French luxury goods conglomerate Kering is said to be holding talks with advisors to help it fend off a potential attack from activist investors including Bluebell Capital Partners.

Bluebell Capital has taken a position in Kering and is looking to agitate for changes, including improvements at the group’s Gucci business and potential deals, according to Bloomberg. A combination between Kering and Swiss rival Richemont is also on the table.

Bluebell may face challenges in pushing its agenda at Kering, which is controlled by the Pinault family, owners of a 42% stake and 59.3% voting power.

The activist last year failed to seat its own Francesco Trapani on the board of Richemont after controlling shareholder and Chairman Johann Rupert rejected the idea of having a former LVMH executive as a board colleague. However, the activist claimed partial victory as Richemont gave more influence to Class A shareholders for the first time in more than three decades.

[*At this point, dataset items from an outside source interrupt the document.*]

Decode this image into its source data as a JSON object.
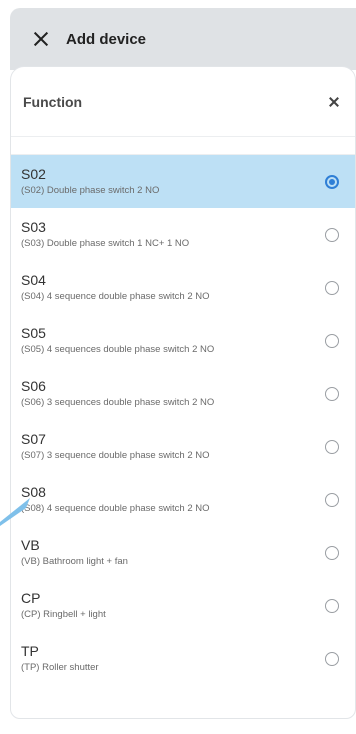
{
  "header": {
    "title": "Add device",
    "close_icon": "close-icon"
  },
  "sheet": {
    "title": "Function",
    "close_icon": "close-icon"
  },
  "accent_color": "#2f7fd6",
  "selected_bg": "#bde0f5",
  "options": [
    {
      "code": "S02",
      "desc": "(S02) Double phase switch 2 NO",
      "selected": true
    },
    {
      "code": "S03",
      "desc": "(S03) Double phase switch 1 NC+ 1 NO",
      "selected": false
    },
    {
      "code": "S04",
      "desc": "(S04) 4 sequence double phase switch 2 NO",
      "selected": false
    },
    {
      "code": "S05",
      "desc": "(S05) 4 sequences double phase switch 2 NO",
      "selected": false
    },
    {
      "code": "S06",
      "desc": "(S06) 3 sequences double phase switch 2 NO",
      "selected": false
    },
    {
      "code": "S07",
      "desc": "(S07) 3 sequence double phase switch 2 NO",
      "selected": false
    },
    {
      "code": "S08",
      "desc": "(S08) 4 sequence double phase switch 2 NO",
      "selected": false
    },
    {
      "code": "VB",
      "desc": "(VB) Bathroom light + fan",
      "selected": false
    },
    {
      "code": "CP",
      "desc": "(CP) Ringbell + light",
      "selected": false
    },
    {
      "code": "TP",
      "desc": "(TP) Roller shutter",
      "selected": false
    }
  ]
}
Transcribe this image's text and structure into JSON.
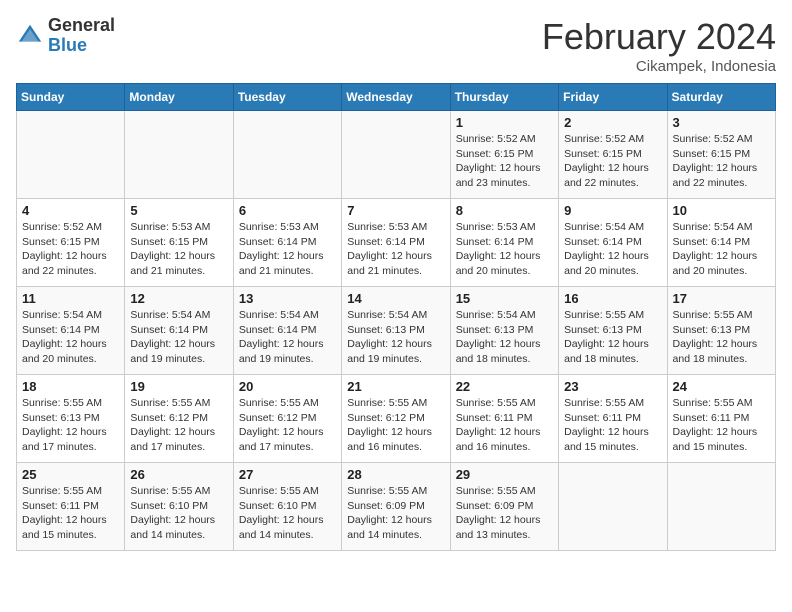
{
  "header": {
    "logo_general": "General",
    "logo_blue": "Blue",
    "title": "February 2024",
    "location": "Cikampek, Indonesia"
  },
  "calendar": {
    "days_of_week": [
      "Sunday",
      "Monday",
      "Tuesday",
      "Wednesday",
      "Thursday",
      "Friday",
      "Saturday"
    ],
    "weeks": [
      [
        {
          "day": "",
          "info": ""
        },
        {
          "day": "",
          "info": ""
        },
        {
          "day": "",
          "info": ""
        },
        {
          "day": "",
          "info": ""
        },
        {
          "day": "1",
          "info": "Sunrise: 5:52 AM\nSunset: 6:15 PM\nDaylight: 12 hours\nand 23 minutes."
        },
        {
          "day": "2",
          "info": "Sunrise: 5:52 AM\nSunset: 6:15 PM\nDaylight: 12 hours\nand 22 minutes."
        },
        {
          "day": "3",
          "info": "Sunrise: 5:52 AM\nSunset: 6:15 PM\nDaylight: 12 hours\nand 22 minutes."
        }
      ],
      [
        {
          "day": "4",
          "info": "Sunrise: 5:52 AM\nSunset: 6:15 PM\nDaylight: 12 hours\nand 22 minutes."
        },
        {
          "day": "5",
          "info": "Sunrise: 5:53 AM\nSunset: 6:15 PM\nDaylight: 12 hours\nand 21 minutes."
        },
        {
          "day": "6",
          "info": "Sunrise: 5:53 AM\nSunset: 6:14 PM\nDaylight: 12 hours\nand 21 minutes."
        },
        {
          "day": "7",
          "info": "Sunrise: 5:53 AM\nSunset: 6:14 PM\nDaylight: 12 hours\nand 21 minutes."
        },
        {
          "day": "8",
          "info": "Sunrise: 5:53 AM\nSunset: 6:14 PM\nDaylight: 12 hours\nand 20 minutes."
        },
        {
          "day": "9",
          "info": "Sunrise: 5:54 AM\nSunset: 6:14 PM\nDaylight: 12 hours\nand 20 minutes."
        },
        {
          "day": "10",
          "info": "Sunrise: 5:54 AM\nSunset: 6:14 PM\nDaylight: 12 hours\nand 20 minutes."
        }
      ],
      [
        {
          "day": "11",
          "info": "Sunrise: 5:54 AM\nSunset: 6:14 PM\nDaylight: 12 hours\nand 20 minutes."
        },
        {
          "day": "12",
          "info": "Sunrise: 5:54 AM\nSunset: 6:14 PM\nDaylight: 12 hours\nand 19 minutes."
        },
        {
          "day": "13",
          "info": "Sunrise: 5:54 AM\nSunset: 6:14 PM\nDaylight: 12 hours\nand 19 minutes."
        },
        {
          "day": "14",
          "info": "Sunrise: 5:54 AM\nSunset: 6:13 PM\nDaylight: 12 hours\nand 19 minutes."
        },
        {
          "day": "15",
          "info": "Sunrise: 5:54 AM\nSunset: 6:13 PM\nDaylight: 12 hours\nand 18 minutes."
        },
        {
          "day": "16",
          "info": "Sunrise: 5:55 AM\nSunset: 6:13 PM\nDaylight: 12 hours\nand 18 minutes."
        },
        {
          "day": "17",
          "info": "Sunrise: 5:55 AM\nSunset: 6:13 PM\nDaylight: 12 hours\nand 18 minutes."
        }
      ],
      [
        {
          "day": "18",
          "info": "Sunrise: 5:55 AM\nSunset: 6:13 PM\nDaylight: 12 hours\nand 17 minutes."
        },
        {
          "day": "19",
          "info": "Sunrise: 5:55 AM\nSunset: 6:12 PM\nDaylight: 12 hours\nand 17 minutes."
        },
        {
          "day": "20",
          "info": "Sunrise: 5:55 AM\nSunset: 6:12 PM\nDaylight: 12 hours\nand 17 minutes."
        },
        {
          "day": "21",
          "info": "Sunrise: 5:55 AM\nSunset: 6:12 PM\nDaylight: 12 hours\nand 16 minutes."
        },
        {
          "day": "22",
          "info": "Sunrise: 5:55 AM\nSunset: 6:11 PM\nDaylight: 12 hours\nand 16 minutes."
        },
        {
          "day": "23",
          "info": "Sunrise: 5:55 AM\nSunset: 6:11 PM\nDaylight: 12 hours\nand 15 minutes."
        },
        {
          "day": "24",
          "info": "Sunrise: 5:55 AM\nSunset: 6:11 PM\nDaylight: 12 hours\nand 15 minutes."
        }
      ],
      [
        {
          "day": "25",
          "info": "Sunrise: 5:55 AM\nSunset: 6:11 PM\nDaylight: 12 hours\nand 15 minutes."
        },
        {
          "day": "26",
          "info": "Sunrise: 5:55 AM\nSunset: 6:10 PM\nDaylight: 12 hours\nand 14 minutes."
        },
        {
          "day": "27",
          "info": "Sunrise: 5:55 AM\nSunset: 6:10 PM\nDaylight: 12 hours\nand 14 minutes."
        },
        {
          "day": "28",
          "info": "Sunrise: 5:55 AM\nSunset: 6:09 PM\nDaylight: 12 hours\nand 14 minutes."
        },
        {
          "day": "29",
          "info": "Sunrise: 5:55 AM\nSunset: 6:09 PM\nDaylight: 12 hours\nand 13 minutes."
        },
        {
          "day": "",
          "info": ""
        },
        {
          "day": "",
          "info": ""
        }
      ]
    ]
  }
}
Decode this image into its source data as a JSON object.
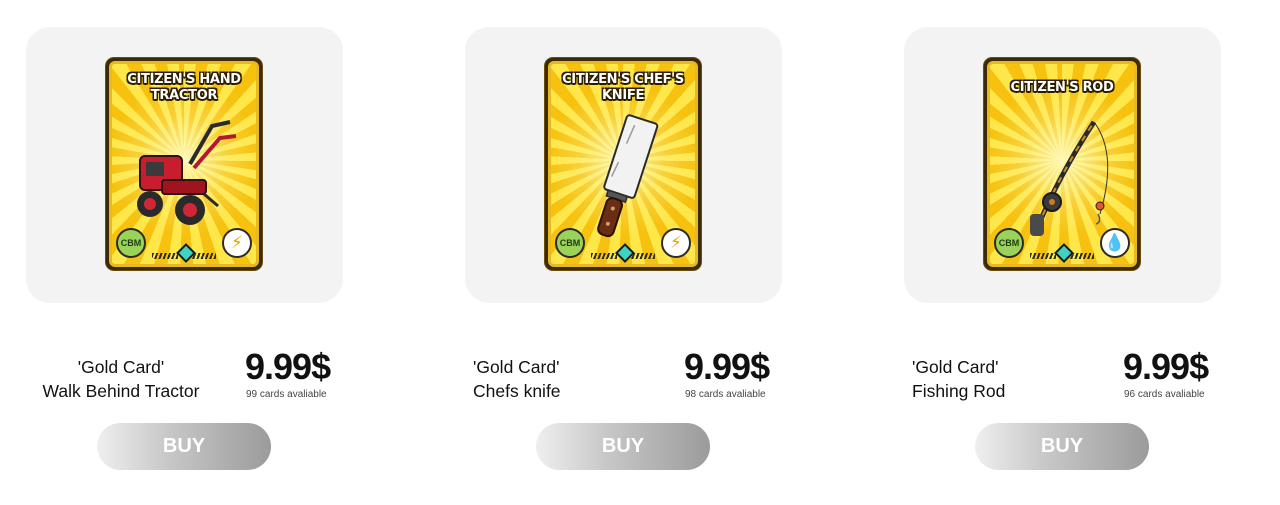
{
  "products": [
    {
      "card_title_line1": "CITIZEN'S HAND",
      "card_title_line2": "TRACTOR",
      "card_badge": "CBM",
      "card_type_icon": "lightning-icon",
      "label_line1": "'Gold Card'",
      "label_line2": "Walk Behind Tractor",
      "price": "9.99$",
      "availability": "99 cards avaliable",
      "buy_label": "BUY"
    },
    {
      "card_title_line1": "CITIZEN'S CHEF'S",
      "card_title_line2": "KNIFE",
      "card_badge": "CBM",
      "card_type_icon": "lightning-icon",
      "label_line1": "'Gold Card'",
      "label_line2": "Chefs knife",
      "price": "9.99$",
      "availability": "98 cards avaliable",
      "buy_label": "BUY"
    },
    {
      "card_title_line1": "CITIZEN'S ROD",
      "card_title_line2": "",
      "card_badge": "CBM",
      "card_type_icon": "water-drop-icon",
      "label_line1": "'Gold Card'",
      "label_line2": "Fishing Rod",
      "price": "9.99$",
      "availability": "96 cards avaliable",
      "buy_label": "BUY"
    }
  ],
  "colors": {
    "card_gold": "#f6c20f",
    "card_light": "#ffe74a",
    "panel_bg": "#f3f3f3",
    "button_gradient_start": "#efefef",
    "button_gradient_end": "#9b9b9b"
  }
}
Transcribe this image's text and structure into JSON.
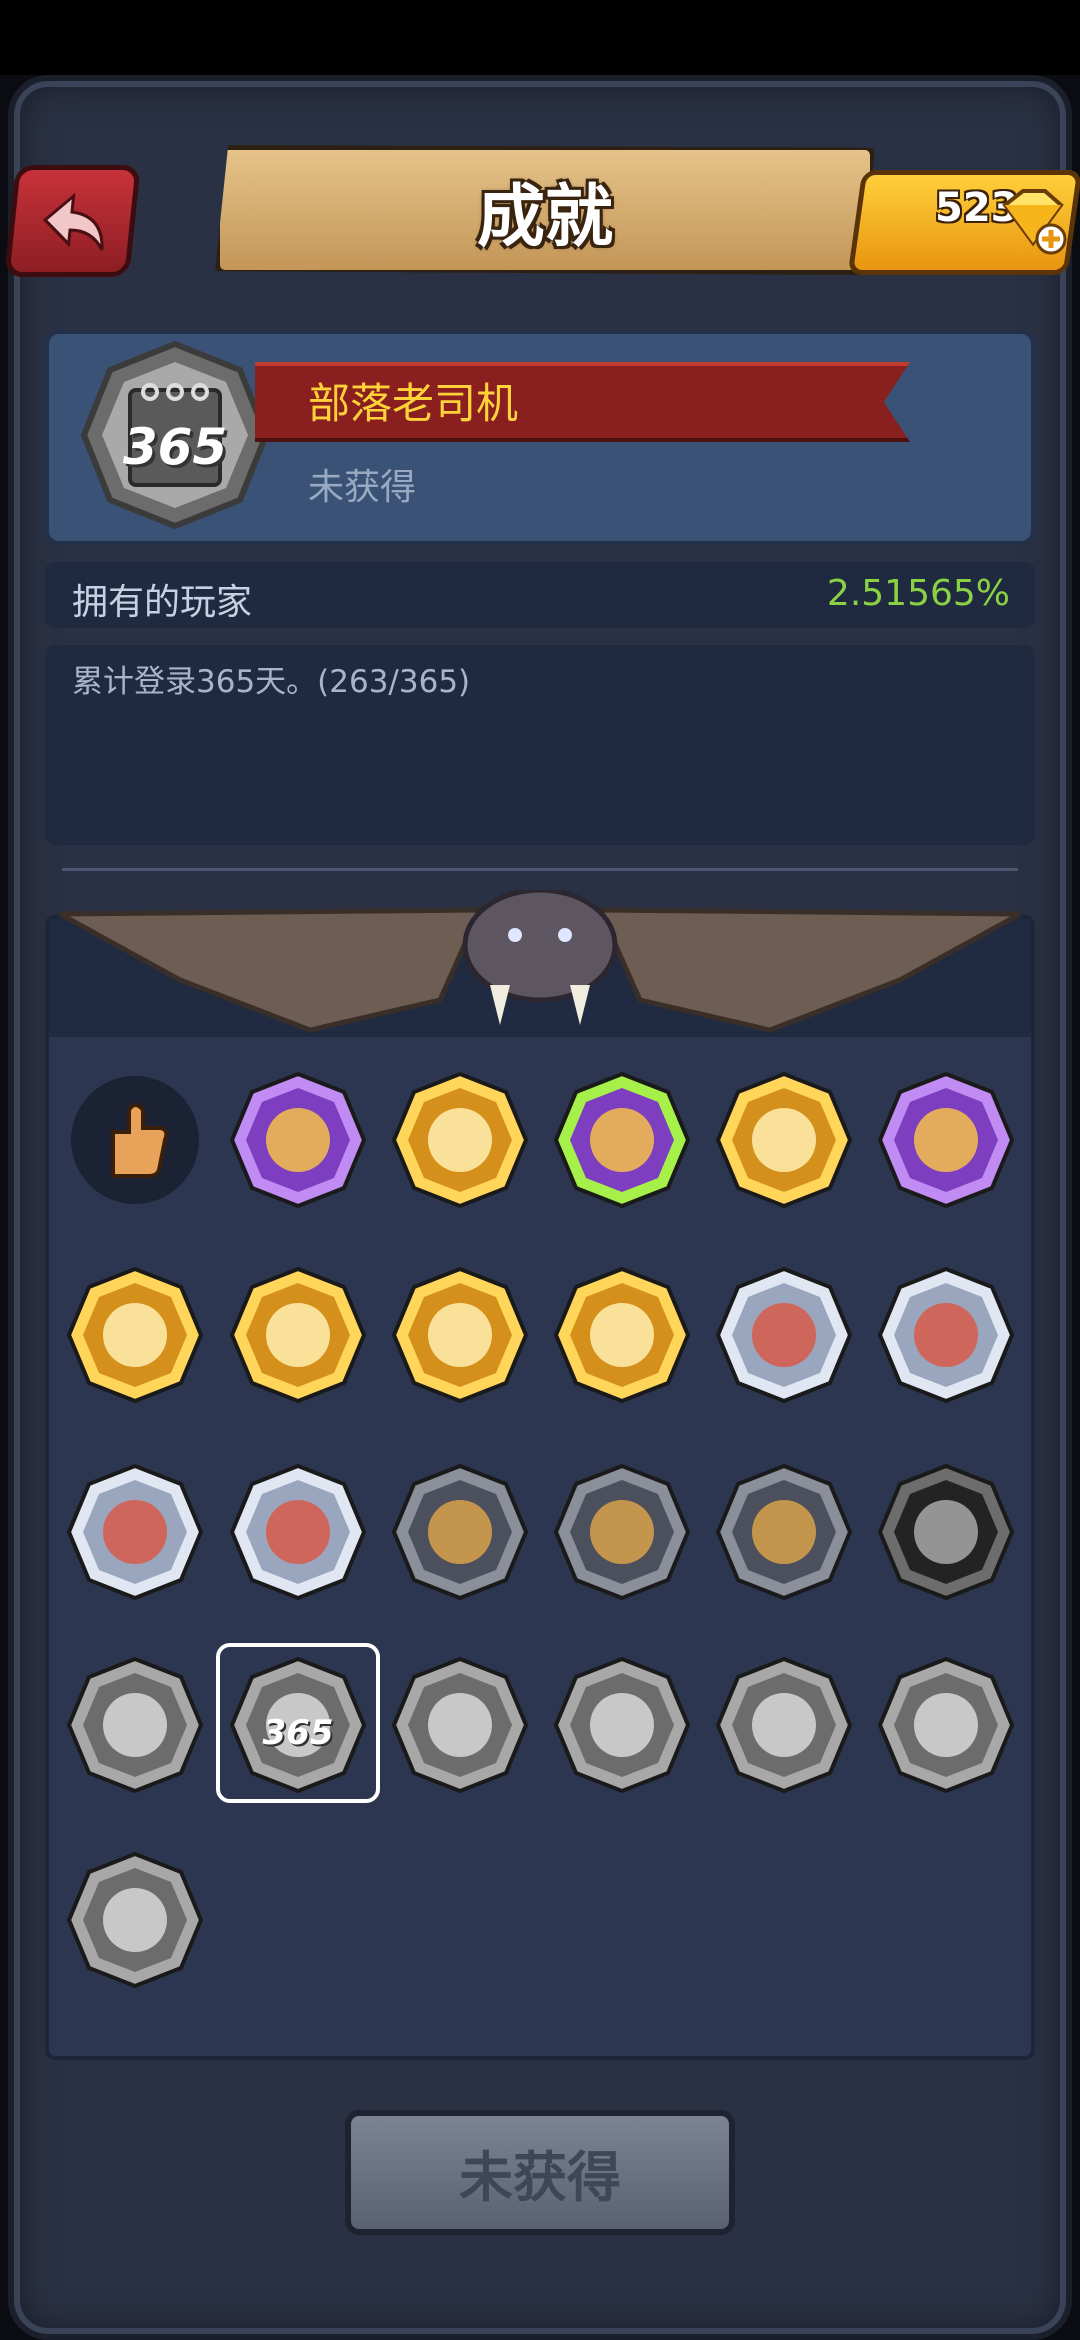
{
  "header": {
    "title": "成就",
    "gem_count": "523",
    "back_icon": "back-arrow-icon",
    "gem_icon": "gem-plus-icon"
  },
  "selected_achievement": {
    "name": "部落老司机",
    "status": "未获得",
    "badge_text": "365",
    "owners_label": "拥有的玩家",
    "owners_value": "2.51565%",
    "description": "累计登录365天。(263/365)"
  },
  "badges": [
    {
      "icon": "thumbs-up-icon",
      "style": "plain"
    },
    {
      "icon": "golden-shield-icon",
      "style": "purple"
    },
    {
      "icon": "gold-pile-icon",
      "style": "gold"
    },
    {
      "icon": "star-wreath-warrior-icon",
      "style": "purple-glow"
    },
    {
      "icon": "creature-face-icon",
      "style": "gold"
    },
    {
      "icon": "tribal-chief-icon",
      "style": "purple"
    },
    {
      "icon": "ice-crystal-icon",
      "style": "gold"
    },
    {
      "icon": "gear-icon",
      "style": "gold"
    },
    {
      "icon": "loot-bag-icon",
      "style": "gold"
    },
    {
      "icon": "shouting-caveman-icon",
      "style": "gold"
    },
    {
      "icon": "purple-orb-bones-icon",
      "style": "silver"
    },
    {
      "icon": "demon-bones-icon",
      "style": "silver"
    },
    {
      "icon": "crossed-bones-icon",
      "style": "silver"
    },
    {
      "icon": "grinning-caveman-icon",
      "style": "silver"
    },
    {
      "icon": "mammoth-icon",
      "style": "dark"
    },
    {
      "icon": "golden-tree-icon",
      "style": "dark"
    },
    {
      "icon": "headband-caveman-icon",
      "style": "dark"
    },
    {
      "icon": "dragon-stars-icon",
      "style": "black"
    },
    {
      "icon": "stone-idol-icon",
      "style": "grey"
    },
    {
      "icon": "calendar-365-icon",
      "style": "grey",
      "label": "365",
      "selected": true
    },
    {
      "icon": "whale-icon",
      "style": "grey"
    },
    {
      "icon": "trophy-icon",
      "style": "grey"
    },
    {
      "icon": "gift-skull-icon",
      "style": "grey"
    },
    {
      "icon": "anvil-hammer-icon",
      "style": "grey"
    },
    {
      "icon": "stone-pot-icon",
      "style": "grey"
    }
  ],
  "footer": {
    "claim_label": "未获得"
  },
  "colors": {
    "accent_gold": "#ffd23a",
    "percent_green": "#8ad243",
    "ribbon_red": "#8a1f1f",
    "panel_blue": "#2c3650"
  }
}
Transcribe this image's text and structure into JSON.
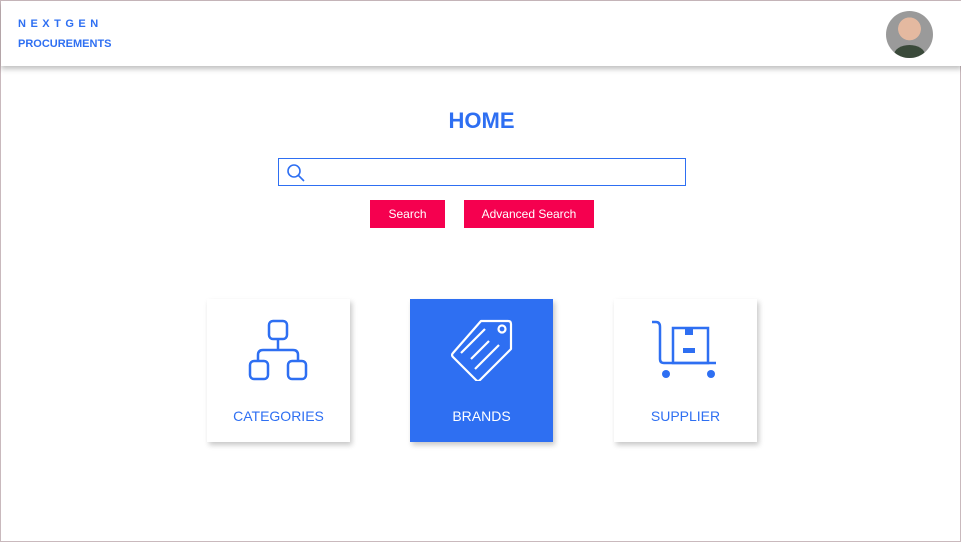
{
  "header": {
    "logo_line1": "NEXTGEN",
    "logo_line2": "PROCUREMENTS",
    "avatar": "user-avatar"
  },
  "main": {
    "title": "HOME",
    "search": {
      "placeholder": "",
      "value": "",
      "icon": "search-icon"
    },
    "buttons": {
      "search": "Search",
      "advanced": "Advanced Search"
    },
    "cards": [
      {
        "label": "CATEGORIES",
        "icon": "hierarchy-icon"
      },
      {
        "label": "BRANDS",
        "icon": "tag-icon",
        "active": true
      },
      {
        "label": "SUPPLIER",
        "icon": "trolley-box-icon"
      }
    ]
  },
  "colors": {
    "accent": "#2e6ff2",
    "button": "#f5004f"
  }
}
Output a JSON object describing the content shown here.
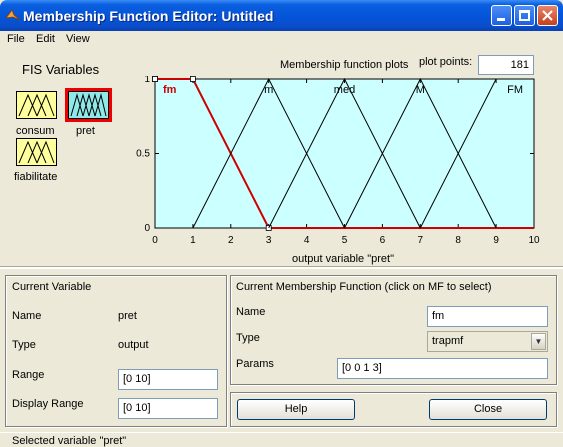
{
  "window": {
    "title": "Membership Function Editor: Untitled"
  },
  "menu": [
    "File",
    "Edit",
    "View"
  ],
  "fis_variables": {
    "heading": "FIS Variables",
    "inputs": [
      {
        "label": "consum"
      },
      {
        "label": "fiabilitate"
      }
    ],
    "output": {
      "label": "pret",
      "selected": true
    }
  },
  "plot_header": {
    "title": "Membership function plots",
    "plot_points_label": "plot points:",
    "plot_points_value": "181"
  },
  "chart_data": {
    "type": "line",
    "xlabel": "output variable \"pret\"",
    "xlim": [
      0,
      10
    ],
    "ylim": [
      0,
      1
    ],
    "xticks": [
      "0",
      "1",
      "2",
      "3",
      "4",
      "5",
      "6",
      "7",
      "8",
      "9",
      "10"
    ],
    "yticks": [
      "0",
      "0.5",
      "1"
    ],
    "background": "#ccffff",
    "series": [
      {
        "name": "fm",
        "type": "trapmf",
        "x": [
          0,
          0,
          1,
          3
        ],
        "y": [
          1,
          1,
          1,
          0
        ],
        "color": "#cc0000",
        "selected": true
      },
      {
        "name": "m",
        "type": "trimf",
        "x": [
          1,
          3,
          5
        ],
        "y": [
          0,
          1,
          0
        ],
        "color": "#000000"
      },
      {
        "name": "med",
        "type": "trimf",
        "x": [
          3,
          5,
          7
        ],
        "y": [
          0,
          1,
          0
        ],
        "color": "#000000"
      },
      {
        "name": "M",
        "type": "trimf",
        "x": [
          5,
          7,
          9
        ],
        "y": [
          0,
          1,
          0
        ],
        "color": "#000000"
      },
      {
        "name": "FM",
        "type": "trapmf",
        "x": [
          7,
          9,
          10,
          10
        ],
        "y": [
          0,
          1,
          1,
          1
        ],
        "color": "#000000"
      }
    ]
  },
  "current_variable": {
    "heading": "Current Variable",
    "name_label": "Name",
    "name_value": "pret",
    "type_label": "Type",
    "type_value": "output",
    "range_label": "Range",
    "range_value": "[0 10]",
    "display_range_label": "Display Range",
    "display_range_value": "[0 10]"
  },
  "current_mf": {
    "heading": "Current Membership Function (click on MF to select)",
    "name_label": "Name",
    "name_value": "fm",
    "type_label": "Type",
    "type_value": "trapmf",
    "params_label": "Params",
    "params_value": "[0 0 1 3]"
  },
  "buttons": {
    "help": "Help",
    "close": "Close"
  },
  "status": "Selected variable \"pret\""
}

During recent talks with Kering’s top echelon, Bluebell proposed a tie-up with Richemont, accordion to the newswire. Richemont Chair Rupert said in May that he rejected a potential tie-up between his company and Kering in 2021 when it was floated by bankers. The same year, Kering said it wouldn’t rule out transformational M&A.

Kering shares were up 1.7% at 539.80 euros each Thursday morning in Paris after jumping 7.2% Wednesday. The company has a 66-billion-euro ($74 billion) market value, compared to Richemont’s at 80 billion Swiss francs ($93 billion).